For $g_{00} = 1 - 2GM/c^2r$ , the time interval $\Delta T$ measured in a stationary frame at a distance $r$ from the source and the time interval $\Delta t$ measured by a frame at $r= \infty$ are related via $$\Delta T = \sqrt{1 - \frac{2GM}{rc^2}} \Delta t$$ But, the invariant quantity $\Delta \tau^2$ in both frames should be the same: $$\Delta \tau^2 = \left( 1 - \frac{2GM}{c^2r} \right) (\Delta T)^2 = (\Delta t)^2$$ which gives the reverse relation between $\Delta T$ and $\Delta t$. What am I doing wrong?

Answer 1

The eigen time of a stationary frame at distance $r$ from a gravitational source is

$$(\Delta T)^2 =\frac{(\Delta s)^2}{c^2} = \left(1-\frac{2GM}{c^2 r}\right)(\Delta t)^2$$

i.e. the time measured in the stationary frame at distance $r$. The quantity $\Delta t$ is the coordinate time.

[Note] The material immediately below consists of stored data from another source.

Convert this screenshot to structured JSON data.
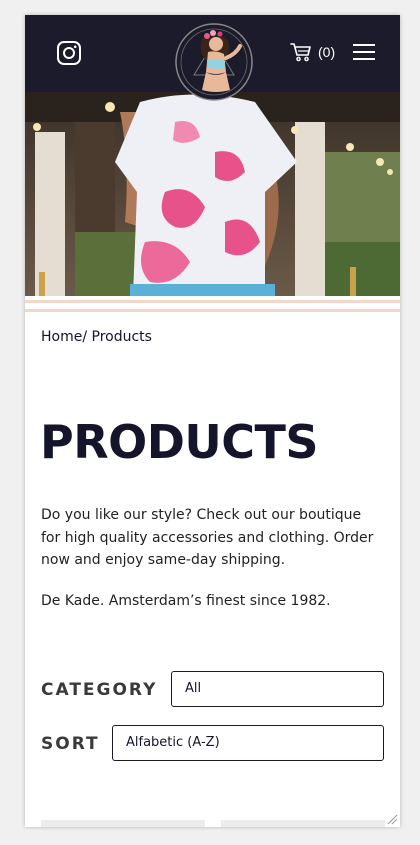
{
  "header": {
    "icons": {
      "instagram": "instagram-icon",
      "logo": "boutique-logo",
      "cart": "cart-icon",
      "menu": "hamburger-menu-icon"
    },
    "cart_count": "(0)"
  },
  "breadcrumb": "Home/ Products",
  "page_title": "PRODUCTS",
  "intro": "Do you like our style? Check out our boutique for high quality accessories and clothing. Order now and enjoy same-day shipping.",
  "tagline": "De Kade. Amsterdam’s finest since 1982.",
  "filters": {
    "category_label": "CATEGORY",
    "category_value": "All",
    "sort_label": "SORT",
    "sort_value": "Alfabetic (A-Z)"
  },
  "colors": {
    "header_bg": "#1b1b2c",
    "accent_stripe": "#f3d6c8",
    "text": "#14142a"
  }
}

In order to know the coordinate time one can go to a frame in a region where there is no gravitational effect (i.e. an area with a Minkowski metric), formally achieved by putting $r\rightarrow \infty$. In such a frame we would have as eigen time (since there we have $(\Delta x)=(\Delta y)= (\Delta z)=0$.):

$$\frac{(\Delta s)^2_{r\rightarrow \infty}}{c^2} = (\Delta t)^2 -[(\Delta x)^2 -(\Delta y)^2 -(\Delta z)^2]/c^2 = (\Delta t)^2$$

In such a frame the eigen time corresponds to the coordinate time $\Delta t$.

So one can relate the eigen time measured at distance $r$ with the eigen time measured at $r\rightarrow \infty$ by

$$(\Delta T)^2_{r} = \left(1-\frac{2GM}{c^2 r}\right)(\Delta t)^2_{r\rightarrow \infty}$$

Therefore there is no contradiction at all.